4.5. Gelet op het vorenstaande is, nu niets is gesteld of gebleken omtrent het door belanghebbende hebben of ooit gehad hebben van enig ondernemingsvermogen, het gelijk aan de zijde van de Inspecteur. Voor dit geval is niet in geschil dat de bestreden uitspraak dient te worden bevestigd.
Nu het gelijk aan de zijde van de Inspecteur is en bijzondere omstandigheden niet zijn gesteld of gebleken, acht het Hof geen termen aanwezig de Inspecteur te veroordelen tot vergoeding van de door belanghebbende gemaakte proceskosten.
De Inspecteur heeft ter zitting verklaard geen aanspraak te maken op vergoeding van proceskosten.
Gelet op al het vorenstaande moet worden beslist als volgt:
Het Hof bevestigt de bestreden uitspraak.
Aldus vastgesteld op 7 juli 2000 door J.A. Meijer, voorzitter, M.W.C. Feteris en A.C. van Leijenhorst, en op die datum in het openbaar uitgesproken in tegenwoordigheid van Th.A.J. Kock, waarnemend-griffier.
Aangetekend in afschrift aan partijen verzonden op: 7 juli 2000
Het aanwenden van een rechtsmiddel:
Tegen deze uitspraak kan binnen zes weken na de verzenddatum van deze uitspraak beroep in cassatie worden ingesteld bij de Hoge Raad der Nederlanden. Daarbij moet het volgende in acht worden genomen:
1. Het instellen van beroep in cassatie geschiedt door het indienen van een beroepschrift bij dit gerechtshof (Postadres: Postbus 70583, 5201 CZ 's-Hertogenbosch).
2. Bij het beroepschrift wordt een afschrift van de bestreden uitspraak overgelegd.
3. Het beroepschrift wordt ondertekend en bevat ten minste:
a. de naam en het adres van de indiener;
b. de dagtekening;
c. een omschrijving van de uitspraak waartegen het beroep in cassatie is gericht;
d. de gronden van het beroep in cassatie.

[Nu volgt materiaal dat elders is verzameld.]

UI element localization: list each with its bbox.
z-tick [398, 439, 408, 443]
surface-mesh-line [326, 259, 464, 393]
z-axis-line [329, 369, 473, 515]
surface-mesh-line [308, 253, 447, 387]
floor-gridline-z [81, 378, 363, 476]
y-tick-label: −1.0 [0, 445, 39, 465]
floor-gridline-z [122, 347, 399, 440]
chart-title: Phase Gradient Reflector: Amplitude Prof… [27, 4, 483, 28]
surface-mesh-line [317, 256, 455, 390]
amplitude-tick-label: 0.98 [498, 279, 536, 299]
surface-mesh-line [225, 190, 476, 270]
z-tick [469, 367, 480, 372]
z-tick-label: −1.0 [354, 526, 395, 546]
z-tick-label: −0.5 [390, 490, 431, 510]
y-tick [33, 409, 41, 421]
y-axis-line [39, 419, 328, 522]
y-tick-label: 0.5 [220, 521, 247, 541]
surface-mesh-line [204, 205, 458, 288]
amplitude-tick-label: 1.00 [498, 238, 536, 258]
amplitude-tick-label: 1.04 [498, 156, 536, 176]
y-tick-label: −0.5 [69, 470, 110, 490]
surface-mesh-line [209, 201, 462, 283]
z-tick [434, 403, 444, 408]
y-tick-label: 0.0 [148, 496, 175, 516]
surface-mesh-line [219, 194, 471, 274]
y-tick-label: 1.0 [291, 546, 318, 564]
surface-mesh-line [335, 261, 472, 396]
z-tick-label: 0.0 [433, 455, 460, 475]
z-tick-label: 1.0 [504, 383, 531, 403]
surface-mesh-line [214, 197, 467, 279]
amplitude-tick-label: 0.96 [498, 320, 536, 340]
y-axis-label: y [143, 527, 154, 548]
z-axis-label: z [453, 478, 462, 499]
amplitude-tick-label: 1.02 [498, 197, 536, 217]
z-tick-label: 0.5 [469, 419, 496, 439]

Voor het instellen van beroep in cassatie is griffierecht verschuldigd.
Na het instellen van beroep in cassatie ontvangt U een nota griffierecht van de griffier van de Hoge Raad. Indien U na een mondelinge uitspraak griffierecht hebt betaald ter verkrijging van de vervangende schriftelijke uitspraak van het gerechtshof, komt dit in mindering op het griffierecht dat is verschuldigd voor het indienen van beroep in cassatie.
In het cassatieberoepschrift kan de Hoge Raad verzocht worden om de wederpartij te veroordelen in de proceskosten.